¡Ojo al Dato! TV Cubana Pone a Mike Hammer y el Tiro le Sale por la Culata
La tele cubana quiso desprestigiar a Mike Hammer, pero su mensaje de aliento y libertad pegó tan duro que la jugada les salió al revés.
Qué pasó
¡Oye esto pa’ que veas la que se armó! La televisión cubana, en su horario estelar, se mandó a poner un mensaje del diplomático estadounidense Mike Hammer.
La idea, se dice por ahí, era como para darle una bajada de mata, como para que la gente le cogiera recelo. Pero, ¡ay, mi madre!, la cosa se viró más rápido que un boliche en La Habana Vieja.
El mensaje de Hammer, en vez de hundirlo, ¡lo elevó! La gente lo escuchó, lo saboreó y le dio cuerda por todos lados. Al final, lo que querían que fuera un palo, les salió como un boomerang directo a la nuca.
Dónde y cuándo
Esto no fue en cualquier lugarcito, no. Fue en la misma televisión cubana, en el horario de más audiencia, cuando todo el mundo está con los ojos pegados a la pantalla. Eso pasó hace poco, en febrero de 2026, y la bola sigue rodando.
El tal Hammer es un señor que lleva años metido en los asuntos de Cuba. Él se apareció con un mensaje de aliento y esperanza, recordando la fuerza y la inventiva de nuestro pueblo.
Por qué importa
¿Y por qué esto es tan gordo? Pues mira, esto es como cuando uno le va a tirar una piedra a un perro y le da a la luna. La intención era una, pero el resultado fue completamente otro.
Millones de cubanos, que están cansados de escuchar la misma canción, oyeron palabras de libertad y democracia. Fue como un soplo de aire fresco en medio del bochorno.
Esto demuestra que, por mucho que quieran ponerle cadenas a la palabra, si el mensaje es bueno y viene del corazón, siempre encuentra un camino para llegarle a la gente y encenderles la chispa.
Qué dicen las partes
El hombre, Mike Hammer, soltó una frase que ya anda de boca en boca: “Cuba volverá a ser la perla del Caribe porque si los cubanos con nada hacen mucho, imagínate con mucho que harán. Yo sí conozco al pueblo cubano”. ¡Imagínate tú eso!
La televisión cubana, que fue la que puso el video, no dijo ni pío. Se quedó con la boca abierta al ver el tremendo revoltillo que armó.
La gente en la calle, en las redes, no se calló. Empezaron a compartir el mensaje de Hammer como si fuera el último chisme de la esquina. Había un contraste de voces fuerte en el ambiente.
Hasta los que saben de comunicación, esos “expertos”, dicen que la estrategia de la tele se les viró. En vez de desprestigiar, ¡amplificaron el mensaje positivo del diplomático!
Qué viene ahora
Bueno, ahora lo que viene es que la gente está más despierta, más con el oído pegado a la radio bemba.
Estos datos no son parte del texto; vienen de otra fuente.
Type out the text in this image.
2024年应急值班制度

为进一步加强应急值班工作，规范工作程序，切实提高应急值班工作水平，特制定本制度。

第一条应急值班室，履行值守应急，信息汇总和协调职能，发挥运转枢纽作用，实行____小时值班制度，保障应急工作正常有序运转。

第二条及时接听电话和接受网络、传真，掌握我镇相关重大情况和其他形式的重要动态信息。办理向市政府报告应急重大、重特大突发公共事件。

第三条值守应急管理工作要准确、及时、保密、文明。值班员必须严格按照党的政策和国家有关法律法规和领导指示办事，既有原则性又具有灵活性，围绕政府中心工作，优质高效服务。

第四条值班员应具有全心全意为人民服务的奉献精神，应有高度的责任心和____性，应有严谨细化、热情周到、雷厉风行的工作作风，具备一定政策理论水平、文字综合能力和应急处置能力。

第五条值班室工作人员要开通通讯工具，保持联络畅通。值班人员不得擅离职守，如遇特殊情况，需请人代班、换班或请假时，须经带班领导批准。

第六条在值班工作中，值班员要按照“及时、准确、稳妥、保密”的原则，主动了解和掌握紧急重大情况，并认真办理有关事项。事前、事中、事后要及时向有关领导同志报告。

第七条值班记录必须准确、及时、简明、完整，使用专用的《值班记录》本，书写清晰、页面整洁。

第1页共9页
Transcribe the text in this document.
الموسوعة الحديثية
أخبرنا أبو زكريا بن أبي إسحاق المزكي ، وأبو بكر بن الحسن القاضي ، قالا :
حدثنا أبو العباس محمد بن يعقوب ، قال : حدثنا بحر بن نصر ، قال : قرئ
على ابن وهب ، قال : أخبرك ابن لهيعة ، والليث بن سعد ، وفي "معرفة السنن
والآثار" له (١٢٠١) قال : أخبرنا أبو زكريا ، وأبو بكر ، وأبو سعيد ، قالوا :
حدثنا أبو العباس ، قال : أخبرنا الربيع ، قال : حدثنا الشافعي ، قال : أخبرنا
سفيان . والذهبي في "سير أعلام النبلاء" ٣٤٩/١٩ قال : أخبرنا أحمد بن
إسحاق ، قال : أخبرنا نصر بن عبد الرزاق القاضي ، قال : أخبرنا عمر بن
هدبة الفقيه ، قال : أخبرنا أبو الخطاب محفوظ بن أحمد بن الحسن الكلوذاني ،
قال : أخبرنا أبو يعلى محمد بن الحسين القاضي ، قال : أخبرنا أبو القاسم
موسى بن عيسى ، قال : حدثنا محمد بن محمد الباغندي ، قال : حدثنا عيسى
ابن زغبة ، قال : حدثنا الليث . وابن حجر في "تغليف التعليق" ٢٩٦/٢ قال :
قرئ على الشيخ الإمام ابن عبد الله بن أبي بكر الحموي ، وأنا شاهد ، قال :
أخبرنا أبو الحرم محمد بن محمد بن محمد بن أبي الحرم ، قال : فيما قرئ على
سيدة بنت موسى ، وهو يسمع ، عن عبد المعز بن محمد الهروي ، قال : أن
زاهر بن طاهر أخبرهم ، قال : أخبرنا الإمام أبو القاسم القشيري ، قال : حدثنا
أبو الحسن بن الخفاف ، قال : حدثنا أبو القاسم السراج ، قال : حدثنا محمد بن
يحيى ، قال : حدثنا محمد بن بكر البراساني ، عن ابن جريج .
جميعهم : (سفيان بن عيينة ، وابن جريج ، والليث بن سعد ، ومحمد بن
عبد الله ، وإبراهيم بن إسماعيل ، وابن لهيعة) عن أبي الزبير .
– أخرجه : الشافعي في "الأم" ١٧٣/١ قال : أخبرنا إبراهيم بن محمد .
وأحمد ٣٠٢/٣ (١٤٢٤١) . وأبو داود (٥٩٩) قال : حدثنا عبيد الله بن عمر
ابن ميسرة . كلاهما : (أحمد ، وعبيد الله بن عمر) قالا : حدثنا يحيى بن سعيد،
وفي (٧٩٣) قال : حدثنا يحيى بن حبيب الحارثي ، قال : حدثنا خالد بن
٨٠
Este tipo de cosas te dejan pensando.
¿Servirá esto de lección? ¿Se darán cuenta de que la verdad y la esperanza no se pueden tapar con un dedo, por más pantalla que le pongan?
Hay que seguir mirando de cerca este cuento, porque en Cuba, como dice el refrán, “después de la lluvia siempre escampa”, y las palabras, cuando son de verdad, tienen un poder que no lo tumba nadie.